BÈDE LE VÉNÉRABLE


BÈDE LE VÉNÉRABLE
BÈDE LE VÉNÉRABLE

On le considère aujourd’hui comme le premier historien de l’Angleterre, et pourtant Bède le Vénérable fut avant tout, pour les siècles qui l’ont immédiatement suivi, l’auteur de quelques ouvrages techniques qui fondèrent la culture littéraire, historique, voire scientifique du haut Moyen Âge, ainsi que le grand commentateur de la Bible, celui qui rassembla, résuma et transmit la somme des interprétations élaborées par les Pères de l’Église.

Le moine de Jarrow et les techniques littéraires

Bède naquit vers 673 dans le royaume anglais de Northumbria. Lorsqu’il eut sept ans, on le confia au monastère de Wearmouth, fondé quelques années auparavant par Benedict Biscop. Le jeune Bède fut envoyé bientôt à l’abbaye jumelle de Jarrow, non loin de l’embouchure de la Tyde. Il y termina son éducation, y fut ordonné diacre, puis prêtre lorsqu’il eut trente ans. Toute sa vie s’écoulera dans ce petit canton monastique de la Northumbria. Il ne quittera Jarrow que pour trois brefs voyages, qui ne le mèneront pas au-delà de York.
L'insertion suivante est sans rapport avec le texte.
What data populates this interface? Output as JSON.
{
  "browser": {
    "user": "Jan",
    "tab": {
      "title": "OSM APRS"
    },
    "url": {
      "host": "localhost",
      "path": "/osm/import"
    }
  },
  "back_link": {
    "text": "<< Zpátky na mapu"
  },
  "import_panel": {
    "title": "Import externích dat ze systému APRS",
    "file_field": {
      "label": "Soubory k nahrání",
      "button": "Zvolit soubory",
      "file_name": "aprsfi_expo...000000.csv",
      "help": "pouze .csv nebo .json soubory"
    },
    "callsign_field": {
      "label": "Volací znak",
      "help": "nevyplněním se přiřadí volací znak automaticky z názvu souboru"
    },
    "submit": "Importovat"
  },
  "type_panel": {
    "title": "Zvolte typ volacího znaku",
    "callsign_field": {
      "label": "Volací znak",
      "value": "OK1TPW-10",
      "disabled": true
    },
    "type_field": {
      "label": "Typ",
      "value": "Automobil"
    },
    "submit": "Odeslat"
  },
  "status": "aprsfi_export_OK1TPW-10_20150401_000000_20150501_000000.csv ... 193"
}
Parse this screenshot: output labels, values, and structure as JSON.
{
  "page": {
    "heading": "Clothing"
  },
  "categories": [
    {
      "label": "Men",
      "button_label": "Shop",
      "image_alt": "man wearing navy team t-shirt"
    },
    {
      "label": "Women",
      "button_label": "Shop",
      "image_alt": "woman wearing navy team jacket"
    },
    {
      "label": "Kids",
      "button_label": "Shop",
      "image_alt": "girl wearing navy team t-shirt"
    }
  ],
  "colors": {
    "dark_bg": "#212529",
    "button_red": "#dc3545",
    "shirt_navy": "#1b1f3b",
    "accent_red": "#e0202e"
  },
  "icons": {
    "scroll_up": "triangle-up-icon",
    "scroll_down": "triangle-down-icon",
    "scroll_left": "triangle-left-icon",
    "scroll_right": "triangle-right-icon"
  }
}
Bède semble avoir peu souffert de ce confinement. Il s’intéressa aux pays lointains, mais ce que les livres de son monastère lui en apprenaient paraît l’avoir pleinement contenté. Il remerciera l’abbé de Jarrow d’avoir rapporté de nombreux manuscrits de ses voyages sur le continent et d’avoir ainsi permis aux frères de cultiver les lettres dans la tranquillité du cloître.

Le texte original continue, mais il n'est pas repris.